EDIT: This is the output from iptables -L -n -v
:
Chain INPUT (policy ACCEPT 298K packets, 357M bytes)
pkts bytes target prot opt in out source destination
7705 516K fail2ban-ssh tcp -- * * 0.0.0.0/0 0.0.0.0/0 multiport dports 22
Chain FORWARD (policy ACCEPT 0 packets, 0 bytes)
pkts bytes target prot opt in out source destination
Chain OUTPUT (policy ACCEPT 296K packets, 372M bytes)
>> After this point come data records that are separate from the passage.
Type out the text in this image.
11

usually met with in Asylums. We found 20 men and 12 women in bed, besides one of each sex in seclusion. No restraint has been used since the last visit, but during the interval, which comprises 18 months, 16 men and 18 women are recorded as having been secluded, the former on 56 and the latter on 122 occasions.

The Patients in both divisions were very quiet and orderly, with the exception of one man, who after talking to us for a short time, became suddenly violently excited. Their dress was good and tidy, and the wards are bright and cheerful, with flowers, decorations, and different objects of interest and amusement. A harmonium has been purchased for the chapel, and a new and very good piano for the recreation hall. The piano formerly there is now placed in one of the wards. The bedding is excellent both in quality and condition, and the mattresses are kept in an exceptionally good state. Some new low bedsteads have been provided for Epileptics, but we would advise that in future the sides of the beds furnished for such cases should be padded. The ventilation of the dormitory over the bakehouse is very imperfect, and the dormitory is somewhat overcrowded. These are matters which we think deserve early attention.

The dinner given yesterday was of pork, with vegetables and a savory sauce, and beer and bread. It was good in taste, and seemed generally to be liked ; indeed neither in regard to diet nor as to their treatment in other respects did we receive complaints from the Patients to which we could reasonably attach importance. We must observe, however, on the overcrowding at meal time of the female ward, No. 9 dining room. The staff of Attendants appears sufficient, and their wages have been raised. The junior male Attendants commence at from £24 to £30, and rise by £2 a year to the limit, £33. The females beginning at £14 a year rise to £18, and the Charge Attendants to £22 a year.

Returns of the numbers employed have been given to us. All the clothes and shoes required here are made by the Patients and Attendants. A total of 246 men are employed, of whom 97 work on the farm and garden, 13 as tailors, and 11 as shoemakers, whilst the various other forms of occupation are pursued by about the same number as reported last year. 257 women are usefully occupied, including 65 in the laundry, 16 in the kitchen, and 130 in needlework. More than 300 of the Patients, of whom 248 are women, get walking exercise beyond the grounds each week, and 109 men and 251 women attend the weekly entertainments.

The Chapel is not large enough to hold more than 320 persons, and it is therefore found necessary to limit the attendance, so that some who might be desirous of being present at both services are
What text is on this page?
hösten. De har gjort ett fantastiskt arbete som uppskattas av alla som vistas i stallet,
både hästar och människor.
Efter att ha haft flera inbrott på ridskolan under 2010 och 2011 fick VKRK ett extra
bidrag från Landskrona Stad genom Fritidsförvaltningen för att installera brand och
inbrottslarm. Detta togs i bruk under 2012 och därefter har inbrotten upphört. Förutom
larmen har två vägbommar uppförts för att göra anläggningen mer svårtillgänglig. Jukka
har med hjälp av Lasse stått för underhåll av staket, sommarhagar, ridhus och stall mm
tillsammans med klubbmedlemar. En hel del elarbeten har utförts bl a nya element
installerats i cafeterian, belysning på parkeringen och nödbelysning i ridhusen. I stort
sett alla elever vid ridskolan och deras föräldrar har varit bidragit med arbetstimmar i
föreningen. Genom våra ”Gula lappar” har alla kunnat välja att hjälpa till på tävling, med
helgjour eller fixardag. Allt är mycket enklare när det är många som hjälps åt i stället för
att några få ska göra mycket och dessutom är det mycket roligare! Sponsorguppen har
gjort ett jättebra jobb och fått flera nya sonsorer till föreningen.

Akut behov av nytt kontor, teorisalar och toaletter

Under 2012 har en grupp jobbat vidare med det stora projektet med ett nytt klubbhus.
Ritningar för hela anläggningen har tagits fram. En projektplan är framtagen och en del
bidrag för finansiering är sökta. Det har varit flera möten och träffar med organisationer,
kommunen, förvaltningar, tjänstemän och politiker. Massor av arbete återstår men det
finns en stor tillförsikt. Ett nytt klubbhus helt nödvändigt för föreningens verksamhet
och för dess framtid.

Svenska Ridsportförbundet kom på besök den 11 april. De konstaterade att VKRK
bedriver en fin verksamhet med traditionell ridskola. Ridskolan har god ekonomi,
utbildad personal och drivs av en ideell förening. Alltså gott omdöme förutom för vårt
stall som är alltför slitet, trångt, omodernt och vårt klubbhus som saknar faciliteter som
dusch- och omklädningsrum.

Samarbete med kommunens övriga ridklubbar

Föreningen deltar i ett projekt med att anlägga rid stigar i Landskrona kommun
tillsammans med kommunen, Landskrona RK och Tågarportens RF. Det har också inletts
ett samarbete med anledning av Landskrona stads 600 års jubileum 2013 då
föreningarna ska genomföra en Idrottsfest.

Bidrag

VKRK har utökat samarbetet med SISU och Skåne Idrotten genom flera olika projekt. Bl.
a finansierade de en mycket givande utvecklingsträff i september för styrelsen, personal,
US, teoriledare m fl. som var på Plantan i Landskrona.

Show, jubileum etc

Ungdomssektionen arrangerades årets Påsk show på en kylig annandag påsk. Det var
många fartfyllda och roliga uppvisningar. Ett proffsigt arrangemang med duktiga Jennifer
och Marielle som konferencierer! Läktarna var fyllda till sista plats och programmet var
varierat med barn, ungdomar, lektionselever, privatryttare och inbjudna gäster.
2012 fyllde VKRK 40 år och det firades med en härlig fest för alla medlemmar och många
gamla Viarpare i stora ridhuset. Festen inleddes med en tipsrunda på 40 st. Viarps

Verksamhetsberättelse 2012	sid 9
pkts bytes target prot opt in out source destination
Chain fail2ban-ssh (1 references)
pkts bytes target prot opt in out source destination
17 1720 REJECT all -- * * 58.218.201.19 0.0.0.0/0 reject-with icmp-port-unreachable
16 1228 REJECT all -- * * 210.45.250.3 0.0.0.0/0 reject-with icmp-port-unreachable
7583 505K RETURN all -- * * 0.0.0.0/0 0.0.0.0/0
UPDATE: I rebooted the whole server and the load average climbed back up to around 7 so I guess this means I can rule out issues with the cache having old data after the changes to the DB schema.